The little stream Metaurus witnessed perhaps the most momentous battle of history. Yet no magic name shines forth from that strife either as victor or vanquished. Nero, the Roman consul, victor; and Hasdrubal, brother of Hannibal, vanquished; are not the names of favorites of fame. As Byron says, of a thousand students hearing the name Nero nine hundred and ninety-nine recall the last Julian Emperor of Rome, and one laboriously remembers the hero of Metaurus. And yet were historians endowed with Platonic vision whereby the great is perceived in the small, doubtless the bloody conflict by the stream would be seen pivotal of history.
O hopes and fears and blasted dreams of so gigantic scale, played on a stage of Alpine eminence, no wonder you stand spectacular thro’ the ages!

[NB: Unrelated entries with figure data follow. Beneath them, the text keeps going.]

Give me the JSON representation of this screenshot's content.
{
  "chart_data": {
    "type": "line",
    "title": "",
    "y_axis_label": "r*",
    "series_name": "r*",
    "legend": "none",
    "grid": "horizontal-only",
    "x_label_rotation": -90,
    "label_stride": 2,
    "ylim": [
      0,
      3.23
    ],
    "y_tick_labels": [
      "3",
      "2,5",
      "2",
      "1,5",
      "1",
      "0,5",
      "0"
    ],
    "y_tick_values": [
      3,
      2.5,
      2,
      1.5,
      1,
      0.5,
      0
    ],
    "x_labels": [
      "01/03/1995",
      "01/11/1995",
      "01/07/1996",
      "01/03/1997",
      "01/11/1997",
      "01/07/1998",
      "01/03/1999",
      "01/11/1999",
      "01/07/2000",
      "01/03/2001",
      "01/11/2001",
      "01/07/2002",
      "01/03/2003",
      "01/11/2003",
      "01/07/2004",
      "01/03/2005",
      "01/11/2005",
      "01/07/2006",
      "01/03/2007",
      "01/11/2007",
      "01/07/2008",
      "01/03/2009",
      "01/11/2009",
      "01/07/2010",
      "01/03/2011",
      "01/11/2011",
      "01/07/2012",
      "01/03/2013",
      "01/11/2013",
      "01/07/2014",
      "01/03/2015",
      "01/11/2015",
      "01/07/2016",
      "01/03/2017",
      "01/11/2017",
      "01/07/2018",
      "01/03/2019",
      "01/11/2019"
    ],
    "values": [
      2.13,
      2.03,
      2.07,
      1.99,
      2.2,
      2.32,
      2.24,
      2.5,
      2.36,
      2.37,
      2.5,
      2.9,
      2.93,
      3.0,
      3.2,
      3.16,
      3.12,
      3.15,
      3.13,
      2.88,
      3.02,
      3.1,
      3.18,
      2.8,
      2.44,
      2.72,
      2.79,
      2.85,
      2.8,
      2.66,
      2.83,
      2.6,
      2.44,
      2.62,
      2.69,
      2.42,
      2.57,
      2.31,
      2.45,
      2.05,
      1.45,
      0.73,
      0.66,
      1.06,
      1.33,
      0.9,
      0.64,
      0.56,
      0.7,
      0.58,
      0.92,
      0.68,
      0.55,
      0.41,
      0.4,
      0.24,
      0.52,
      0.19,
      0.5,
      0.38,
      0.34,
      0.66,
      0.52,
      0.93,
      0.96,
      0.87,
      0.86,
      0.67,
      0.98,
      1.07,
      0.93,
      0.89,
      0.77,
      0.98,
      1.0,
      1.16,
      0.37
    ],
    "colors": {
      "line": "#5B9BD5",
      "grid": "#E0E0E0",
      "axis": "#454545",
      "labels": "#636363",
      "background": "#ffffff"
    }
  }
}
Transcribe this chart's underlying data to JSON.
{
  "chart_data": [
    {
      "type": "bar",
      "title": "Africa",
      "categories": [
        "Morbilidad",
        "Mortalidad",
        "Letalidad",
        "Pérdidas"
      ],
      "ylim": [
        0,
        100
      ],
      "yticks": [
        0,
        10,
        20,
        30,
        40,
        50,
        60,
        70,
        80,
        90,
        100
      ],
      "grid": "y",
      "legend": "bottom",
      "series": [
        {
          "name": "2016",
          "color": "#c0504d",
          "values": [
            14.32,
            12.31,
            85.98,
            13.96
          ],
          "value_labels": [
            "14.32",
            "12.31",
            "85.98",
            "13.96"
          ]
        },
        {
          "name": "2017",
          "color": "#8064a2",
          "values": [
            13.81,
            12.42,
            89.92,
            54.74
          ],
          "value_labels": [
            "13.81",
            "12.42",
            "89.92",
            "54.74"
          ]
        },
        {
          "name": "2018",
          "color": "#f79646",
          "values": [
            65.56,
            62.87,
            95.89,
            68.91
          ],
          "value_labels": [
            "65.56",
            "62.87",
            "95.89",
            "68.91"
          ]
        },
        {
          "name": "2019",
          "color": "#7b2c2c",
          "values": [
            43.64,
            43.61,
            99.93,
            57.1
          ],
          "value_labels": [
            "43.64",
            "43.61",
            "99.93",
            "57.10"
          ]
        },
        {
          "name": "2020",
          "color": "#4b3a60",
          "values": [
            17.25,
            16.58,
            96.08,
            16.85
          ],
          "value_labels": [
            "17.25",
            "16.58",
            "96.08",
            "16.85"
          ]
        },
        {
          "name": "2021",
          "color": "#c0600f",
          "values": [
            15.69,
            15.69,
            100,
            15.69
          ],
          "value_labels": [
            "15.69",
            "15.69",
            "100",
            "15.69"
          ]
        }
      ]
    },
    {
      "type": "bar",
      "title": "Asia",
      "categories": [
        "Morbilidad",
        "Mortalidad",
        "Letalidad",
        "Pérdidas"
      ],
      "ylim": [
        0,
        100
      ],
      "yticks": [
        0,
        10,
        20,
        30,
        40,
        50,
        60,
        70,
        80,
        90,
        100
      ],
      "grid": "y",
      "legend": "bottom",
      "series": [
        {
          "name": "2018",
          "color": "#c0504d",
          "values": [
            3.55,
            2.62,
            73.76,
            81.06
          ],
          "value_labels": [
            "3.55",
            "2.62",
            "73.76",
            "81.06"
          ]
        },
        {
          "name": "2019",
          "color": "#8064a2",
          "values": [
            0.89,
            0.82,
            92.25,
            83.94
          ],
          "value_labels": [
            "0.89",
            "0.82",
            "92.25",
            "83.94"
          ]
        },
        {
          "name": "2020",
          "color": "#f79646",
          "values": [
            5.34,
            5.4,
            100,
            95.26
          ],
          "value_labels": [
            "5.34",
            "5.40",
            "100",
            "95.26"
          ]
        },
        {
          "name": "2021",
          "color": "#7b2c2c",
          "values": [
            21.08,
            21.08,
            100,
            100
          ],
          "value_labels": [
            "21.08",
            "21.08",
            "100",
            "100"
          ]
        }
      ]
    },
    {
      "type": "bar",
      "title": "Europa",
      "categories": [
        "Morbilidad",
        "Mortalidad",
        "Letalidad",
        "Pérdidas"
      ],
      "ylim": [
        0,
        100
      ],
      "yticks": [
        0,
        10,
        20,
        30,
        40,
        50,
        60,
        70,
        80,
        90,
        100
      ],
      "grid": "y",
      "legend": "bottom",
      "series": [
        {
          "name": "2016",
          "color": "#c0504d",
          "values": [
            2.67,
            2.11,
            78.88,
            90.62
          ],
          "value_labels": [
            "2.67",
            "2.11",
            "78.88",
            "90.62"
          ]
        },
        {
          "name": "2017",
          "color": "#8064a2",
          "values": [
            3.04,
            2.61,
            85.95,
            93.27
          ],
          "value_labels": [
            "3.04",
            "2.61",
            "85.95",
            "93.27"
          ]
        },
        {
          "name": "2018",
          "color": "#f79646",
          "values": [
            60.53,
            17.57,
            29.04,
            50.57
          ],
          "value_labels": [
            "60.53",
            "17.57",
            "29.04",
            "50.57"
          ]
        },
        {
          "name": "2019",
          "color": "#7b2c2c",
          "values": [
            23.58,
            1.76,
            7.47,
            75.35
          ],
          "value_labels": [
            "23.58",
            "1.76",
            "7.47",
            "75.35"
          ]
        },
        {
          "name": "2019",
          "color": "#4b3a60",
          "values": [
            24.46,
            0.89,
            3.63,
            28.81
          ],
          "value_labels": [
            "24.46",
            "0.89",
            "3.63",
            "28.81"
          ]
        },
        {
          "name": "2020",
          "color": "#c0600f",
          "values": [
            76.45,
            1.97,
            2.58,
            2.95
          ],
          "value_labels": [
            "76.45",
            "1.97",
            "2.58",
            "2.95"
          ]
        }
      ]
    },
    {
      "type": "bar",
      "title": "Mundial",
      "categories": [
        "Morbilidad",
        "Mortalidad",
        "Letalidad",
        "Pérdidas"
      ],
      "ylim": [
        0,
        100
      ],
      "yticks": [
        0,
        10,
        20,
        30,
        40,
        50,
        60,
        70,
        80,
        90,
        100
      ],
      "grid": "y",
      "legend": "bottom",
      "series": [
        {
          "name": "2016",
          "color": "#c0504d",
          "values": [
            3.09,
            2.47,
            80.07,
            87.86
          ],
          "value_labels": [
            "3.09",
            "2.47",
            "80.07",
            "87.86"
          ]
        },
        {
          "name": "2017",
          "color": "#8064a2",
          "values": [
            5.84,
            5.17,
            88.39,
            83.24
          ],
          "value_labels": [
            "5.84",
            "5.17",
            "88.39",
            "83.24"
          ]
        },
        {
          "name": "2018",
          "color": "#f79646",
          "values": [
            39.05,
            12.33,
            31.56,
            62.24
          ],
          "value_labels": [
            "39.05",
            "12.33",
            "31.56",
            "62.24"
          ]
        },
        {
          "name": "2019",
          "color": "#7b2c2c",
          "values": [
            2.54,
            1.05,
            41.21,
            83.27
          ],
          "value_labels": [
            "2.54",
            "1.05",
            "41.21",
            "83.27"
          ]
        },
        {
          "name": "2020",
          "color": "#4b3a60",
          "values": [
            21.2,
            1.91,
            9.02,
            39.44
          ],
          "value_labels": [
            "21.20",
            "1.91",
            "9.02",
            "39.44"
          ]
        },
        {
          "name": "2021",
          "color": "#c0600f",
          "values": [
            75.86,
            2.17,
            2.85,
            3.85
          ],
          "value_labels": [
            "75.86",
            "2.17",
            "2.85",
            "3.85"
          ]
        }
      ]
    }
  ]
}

“Carthagini jam non ego nuntios
Mittam superbos. Occidit, occidit
Spes omnis et fortuna nostri
Nominis, Hasdrubale interemto.”
—Horace.
“Alas, I shall not now send to Carthage proud bearers of good news,” said Hannibal, as he mournfully gazed at the severed head of his brother, hurled insolently into his camp, even as with impatient hope he awaited news of that brother’s coming and dreamed the dream of their successfully united forces, attack on Rome, victory, and the dispatch of proud messengers to Carthage. With prophetic gaze did the hero of Cannæ see in that bloodily dead face the negation of his eight years’ victory in Italy, his recall to Carthage, his defeat at Zama, his exile and bitter death, and the onward stride of world-conquering Rome over the ashes of Carthage.
Cities that have been and that are no more: Niobe-woe: rivers that know of that long ago and wearily sigh as they flow!
Old Tiber disdains the paragraph; a volume for it or—nothing.